If we spend $1 billion in direct hiring, it creates 56,000 jobs. Spending $1 billion on goods and services creates about 28,000 jobs. Spending $1 billion on infrastructure creates some 26,000 jobs. That is one factor taken into consideration when we talk about how we spend government money in Canada.
The most effective way to create jobs, if we want to cut taxes, is to start cutting back on the GST. In the campaign of the New Democratic Party we advocated the elimination of the GST on books and magazines. We advocated the elimination of the GST on children's clothing, which is exempt in most of the provinces now from provincial sales tax, certainly in my province of Saskatchewan.
We also advocated the increase in the GST tax credit for adults and children by 30 percent. It would cost $1.2 billion for those three items and create 20,400 jobs in this country.
On the other hand, if we were to have a $1 billion cutback in the GST, we would create some 17,000 jobs. But if there were a $1 billion cutback in corporate taxes, there would only be 14,000 jobs created. If there were a $1 billion cutback on personal income tax across the board, there would be 12,000 jobs created. If there was a $1 billion cutback in the payroll tax, there would be about 9,000 jobs created.

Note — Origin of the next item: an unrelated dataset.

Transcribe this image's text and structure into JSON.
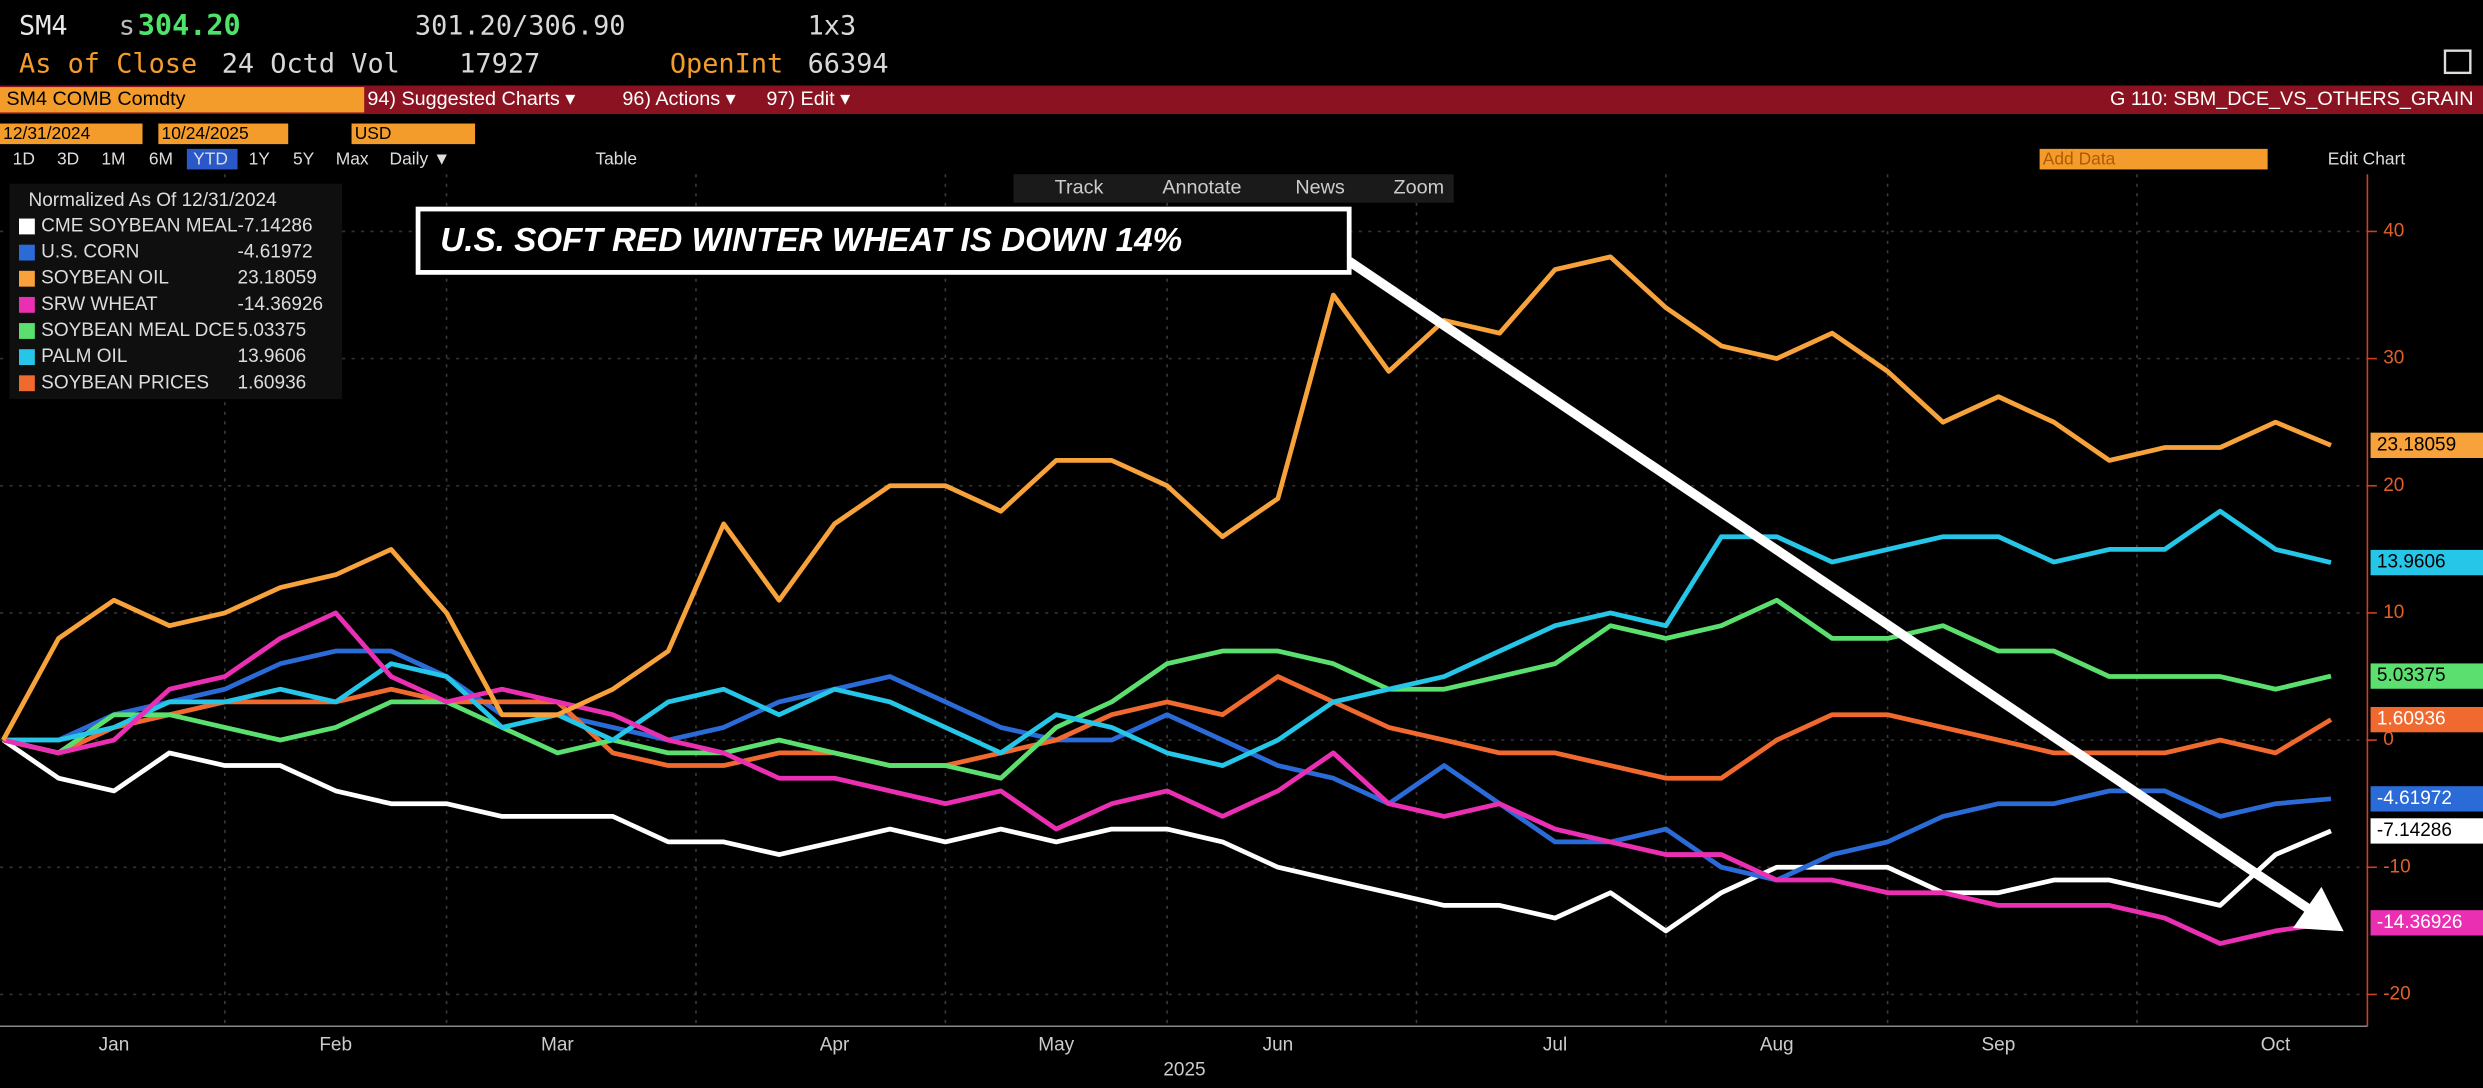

We have choices. The question is where do we spend taxpayer money. What are the programs that have the most impact and the most effect in terms of job creation in this country?
I think what we have to do in terms of expending money on behalf of the Canadian taxpayers is to invest more in health and in education, those areas that need more spending, bringing people up to a greater standard of equality of condition. Those are also areas that would create jobs at the same time as investing money in education and health.
If we are going to cut taxes, the place to start is with the GST. I think that would help stimulate the economy more than cutting taxes in other areas, and the statistics tend to bear that out.
We have a debate in this country over where we are going to go in terms of the direction of Canada. On one hand there is the Reform Party, basically anti-government and anti-public institution, a party that wants to privatize and deregulate and scale back and get rid of government in almost every respect and aspect.
That is what it stands for. It is a stroll back to the past. It misleads the people of this country. It propagates myths around Canada. A big problem we have is government spending. Another problem we have is spending on social programs.
Statistics Canada showed us in 1992 that 6 percent of the debt is caused by government spending in Canada and only half of that is spending on social programs. Fifty per cent of the debt is caused by the high interest rates that we saw during the Brian Mulroney years, another version of a very conservative party in Canada. Another 44 percent of the debt is caused by tax expenditures, tax loopholes and tax giveaways to the large corporations that are the friends of the Reform Party.
For those reasons we cannot support this motion before the House today.